Conventions of Literary Analysis

When writing an essay that analyzes literature, observe the following conventions:

Give your paper an academic title.
Academics typically title their essays with a title and subtitle, separated by a colon (:). The main title should be a creative attention-grabber; the subtitle then summarizes the paper’s topic or thesis. Some examples of good titles that students have submitted to me:

Write in the present tense.
When you discuss what happens in a novel, use the present tense, even if the author is long dead or the events of the novel happened long ago. The book lives in the present, and literary analysts treat it accordingly.

Introduce authors and texts correctly.
The first time you introduce an author, give his or her full name. After that, use last name only.
The first time you introduce a text, call out the author: for example, Joseph Conrad’s Heart of Darkness.

Italicize titles of books, plays, and epics. Put the titles of poems, short stories, articles, essays, and chapters in quotation marks.
Examples: Song of Solomon, Death of a Salesman, The Odyssey, “To His Coy Mistress,” “The Kiss,” “Civil Disobedience.”
Be consistent and do this for titles throughout your essay.
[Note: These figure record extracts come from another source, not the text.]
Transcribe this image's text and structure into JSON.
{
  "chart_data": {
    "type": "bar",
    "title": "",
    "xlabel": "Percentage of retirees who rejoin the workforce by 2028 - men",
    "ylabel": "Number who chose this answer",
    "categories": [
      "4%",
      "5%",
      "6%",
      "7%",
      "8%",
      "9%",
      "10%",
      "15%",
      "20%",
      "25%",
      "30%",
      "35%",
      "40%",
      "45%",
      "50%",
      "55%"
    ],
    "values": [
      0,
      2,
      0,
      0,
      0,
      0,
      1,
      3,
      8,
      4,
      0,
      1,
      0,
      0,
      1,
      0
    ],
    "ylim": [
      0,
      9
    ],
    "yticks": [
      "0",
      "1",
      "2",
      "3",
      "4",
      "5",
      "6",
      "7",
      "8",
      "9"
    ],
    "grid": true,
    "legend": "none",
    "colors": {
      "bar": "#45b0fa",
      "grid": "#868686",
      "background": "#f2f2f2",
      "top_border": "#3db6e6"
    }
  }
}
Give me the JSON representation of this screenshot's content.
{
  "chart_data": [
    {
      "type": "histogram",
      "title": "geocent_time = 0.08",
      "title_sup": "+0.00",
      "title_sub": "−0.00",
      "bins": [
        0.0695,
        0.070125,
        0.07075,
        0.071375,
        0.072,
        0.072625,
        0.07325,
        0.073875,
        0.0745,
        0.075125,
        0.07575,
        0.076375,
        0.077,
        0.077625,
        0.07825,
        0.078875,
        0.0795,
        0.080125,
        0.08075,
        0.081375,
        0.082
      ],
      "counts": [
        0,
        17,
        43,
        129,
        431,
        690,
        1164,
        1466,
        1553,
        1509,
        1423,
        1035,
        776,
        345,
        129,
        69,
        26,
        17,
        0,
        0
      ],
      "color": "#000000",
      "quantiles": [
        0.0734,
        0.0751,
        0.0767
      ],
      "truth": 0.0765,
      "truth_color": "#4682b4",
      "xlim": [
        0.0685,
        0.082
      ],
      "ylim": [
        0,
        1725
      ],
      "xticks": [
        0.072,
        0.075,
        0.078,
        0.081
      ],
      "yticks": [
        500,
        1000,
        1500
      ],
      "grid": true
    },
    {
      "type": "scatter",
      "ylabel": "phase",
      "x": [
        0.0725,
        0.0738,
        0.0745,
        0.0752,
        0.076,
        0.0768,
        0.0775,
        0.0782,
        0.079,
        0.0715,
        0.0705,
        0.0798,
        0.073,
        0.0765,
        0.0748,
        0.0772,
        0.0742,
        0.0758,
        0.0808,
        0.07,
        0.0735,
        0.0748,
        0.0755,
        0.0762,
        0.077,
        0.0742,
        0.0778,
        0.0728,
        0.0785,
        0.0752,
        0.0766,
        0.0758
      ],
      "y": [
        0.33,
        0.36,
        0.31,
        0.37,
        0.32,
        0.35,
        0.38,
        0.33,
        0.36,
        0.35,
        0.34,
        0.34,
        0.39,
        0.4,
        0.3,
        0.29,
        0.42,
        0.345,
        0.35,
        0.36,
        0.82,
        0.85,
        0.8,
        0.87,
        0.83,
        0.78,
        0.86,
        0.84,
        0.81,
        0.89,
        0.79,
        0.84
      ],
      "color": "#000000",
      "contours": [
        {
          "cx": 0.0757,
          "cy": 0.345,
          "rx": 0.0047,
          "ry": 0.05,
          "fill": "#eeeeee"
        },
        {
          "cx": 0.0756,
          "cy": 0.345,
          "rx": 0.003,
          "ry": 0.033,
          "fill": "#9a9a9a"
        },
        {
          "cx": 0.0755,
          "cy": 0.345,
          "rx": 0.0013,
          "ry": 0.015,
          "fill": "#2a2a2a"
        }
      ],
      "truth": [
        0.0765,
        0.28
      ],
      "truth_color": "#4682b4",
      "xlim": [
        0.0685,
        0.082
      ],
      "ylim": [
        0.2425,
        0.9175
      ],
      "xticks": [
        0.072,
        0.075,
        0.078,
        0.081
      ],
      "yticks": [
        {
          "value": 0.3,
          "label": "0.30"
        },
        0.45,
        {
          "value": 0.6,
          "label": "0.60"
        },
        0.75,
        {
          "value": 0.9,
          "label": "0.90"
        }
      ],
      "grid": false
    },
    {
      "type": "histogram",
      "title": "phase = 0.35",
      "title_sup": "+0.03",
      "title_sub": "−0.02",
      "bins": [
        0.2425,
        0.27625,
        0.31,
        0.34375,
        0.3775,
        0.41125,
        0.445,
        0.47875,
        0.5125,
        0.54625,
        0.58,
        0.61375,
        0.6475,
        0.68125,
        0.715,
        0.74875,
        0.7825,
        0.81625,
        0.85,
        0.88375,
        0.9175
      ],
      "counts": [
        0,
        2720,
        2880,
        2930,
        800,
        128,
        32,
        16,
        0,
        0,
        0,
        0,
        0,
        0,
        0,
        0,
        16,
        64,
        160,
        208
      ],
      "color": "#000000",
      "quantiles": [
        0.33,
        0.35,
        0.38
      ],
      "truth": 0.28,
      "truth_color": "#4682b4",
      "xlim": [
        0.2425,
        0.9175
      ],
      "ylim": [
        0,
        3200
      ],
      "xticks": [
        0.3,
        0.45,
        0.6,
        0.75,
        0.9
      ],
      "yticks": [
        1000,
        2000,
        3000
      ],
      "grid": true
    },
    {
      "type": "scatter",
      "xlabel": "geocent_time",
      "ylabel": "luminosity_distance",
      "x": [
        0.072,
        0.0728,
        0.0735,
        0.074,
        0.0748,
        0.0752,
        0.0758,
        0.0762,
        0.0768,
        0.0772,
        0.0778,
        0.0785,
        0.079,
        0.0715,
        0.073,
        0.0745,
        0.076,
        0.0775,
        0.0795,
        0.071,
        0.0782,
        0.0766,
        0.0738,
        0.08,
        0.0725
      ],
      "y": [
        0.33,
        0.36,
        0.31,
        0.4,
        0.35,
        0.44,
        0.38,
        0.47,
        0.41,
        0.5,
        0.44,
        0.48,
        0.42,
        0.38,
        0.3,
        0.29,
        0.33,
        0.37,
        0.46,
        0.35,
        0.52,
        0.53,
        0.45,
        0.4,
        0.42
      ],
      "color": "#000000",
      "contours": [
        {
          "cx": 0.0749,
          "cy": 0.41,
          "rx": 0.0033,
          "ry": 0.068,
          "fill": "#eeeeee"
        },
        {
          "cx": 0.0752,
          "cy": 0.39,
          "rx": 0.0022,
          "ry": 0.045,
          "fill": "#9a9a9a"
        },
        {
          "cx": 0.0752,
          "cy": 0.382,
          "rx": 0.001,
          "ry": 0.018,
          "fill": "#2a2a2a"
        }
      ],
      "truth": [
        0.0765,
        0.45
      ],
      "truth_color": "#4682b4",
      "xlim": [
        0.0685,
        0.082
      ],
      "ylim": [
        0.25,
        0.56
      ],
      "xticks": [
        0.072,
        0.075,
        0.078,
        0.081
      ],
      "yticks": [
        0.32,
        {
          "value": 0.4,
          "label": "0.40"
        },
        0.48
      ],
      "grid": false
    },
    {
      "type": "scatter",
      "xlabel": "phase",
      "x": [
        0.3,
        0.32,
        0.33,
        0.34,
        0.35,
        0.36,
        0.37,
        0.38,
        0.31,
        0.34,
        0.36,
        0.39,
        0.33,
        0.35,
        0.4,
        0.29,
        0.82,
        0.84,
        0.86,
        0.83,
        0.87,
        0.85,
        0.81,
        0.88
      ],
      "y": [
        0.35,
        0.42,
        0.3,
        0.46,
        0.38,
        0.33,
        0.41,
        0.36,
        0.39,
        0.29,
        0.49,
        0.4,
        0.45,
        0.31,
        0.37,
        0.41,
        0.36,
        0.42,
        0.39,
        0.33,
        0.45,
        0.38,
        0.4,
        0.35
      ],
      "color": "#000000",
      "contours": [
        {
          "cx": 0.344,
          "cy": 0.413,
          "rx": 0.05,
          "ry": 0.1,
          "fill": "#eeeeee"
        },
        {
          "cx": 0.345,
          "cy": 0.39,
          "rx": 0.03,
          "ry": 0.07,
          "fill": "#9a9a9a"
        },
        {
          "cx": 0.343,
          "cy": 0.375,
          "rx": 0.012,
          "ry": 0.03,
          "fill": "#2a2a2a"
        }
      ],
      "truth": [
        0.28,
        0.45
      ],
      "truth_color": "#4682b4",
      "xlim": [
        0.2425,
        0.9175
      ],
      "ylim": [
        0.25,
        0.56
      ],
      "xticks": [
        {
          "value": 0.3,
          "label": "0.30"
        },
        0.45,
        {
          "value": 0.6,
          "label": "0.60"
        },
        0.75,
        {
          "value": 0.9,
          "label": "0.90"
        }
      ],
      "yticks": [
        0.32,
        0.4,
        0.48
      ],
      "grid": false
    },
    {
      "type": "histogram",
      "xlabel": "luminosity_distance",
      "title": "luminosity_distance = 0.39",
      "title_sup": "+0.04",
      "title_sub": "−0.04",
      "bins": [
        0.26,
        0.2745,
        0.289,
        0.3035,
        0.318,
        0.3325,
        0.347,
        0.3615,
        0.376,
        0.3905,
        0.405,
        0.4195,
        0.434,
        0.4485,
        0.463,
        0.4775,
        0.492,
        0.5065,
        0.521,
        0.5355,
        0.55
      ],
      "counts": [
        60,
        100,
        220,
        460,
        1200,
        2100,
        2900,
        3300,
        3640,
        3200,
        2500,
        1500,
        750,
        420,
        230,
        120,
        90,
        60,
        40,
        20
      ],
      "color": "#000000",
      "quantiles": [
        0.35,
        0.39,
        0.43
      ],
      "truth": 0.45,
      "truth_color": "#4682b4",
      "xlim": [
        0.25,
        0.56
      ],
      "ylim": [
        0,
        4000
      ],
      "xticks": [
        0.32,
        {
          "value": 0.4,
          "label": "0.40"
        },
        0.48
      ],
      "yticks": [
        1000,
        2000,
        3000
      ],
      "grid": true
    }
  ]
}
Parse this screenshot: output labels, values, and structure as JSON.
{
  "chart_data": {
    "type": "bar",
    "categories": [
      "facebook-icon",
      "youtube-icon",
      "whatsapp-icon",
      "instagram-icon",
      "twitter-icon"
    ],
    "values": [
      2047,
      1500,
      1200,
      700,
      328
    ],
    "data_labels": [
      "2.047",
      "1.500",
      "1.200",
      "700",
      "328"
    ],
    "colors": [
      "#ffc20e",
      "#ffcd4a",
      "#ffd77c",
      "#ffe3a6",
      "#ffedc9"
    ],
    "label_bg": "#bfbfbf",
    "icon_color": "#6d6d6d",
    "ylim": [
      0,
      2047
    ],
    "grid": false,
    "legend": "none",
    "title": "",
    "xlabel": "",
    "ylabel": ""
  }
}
Use proper technique for quoting from texts.
Literary analysis is an interpretive act. Presenting an interpretation is making a claim. And a claim needs the support of reasons and evidence. That is why you need to quote, and quote often, from the text. See the webpage Skillful Quoting Technique for advice on how to do this well. Literary analysis uses MLA Format for citing sources, which means you will need to do parenthetical citations and append a Works Cited list to the end of your paper.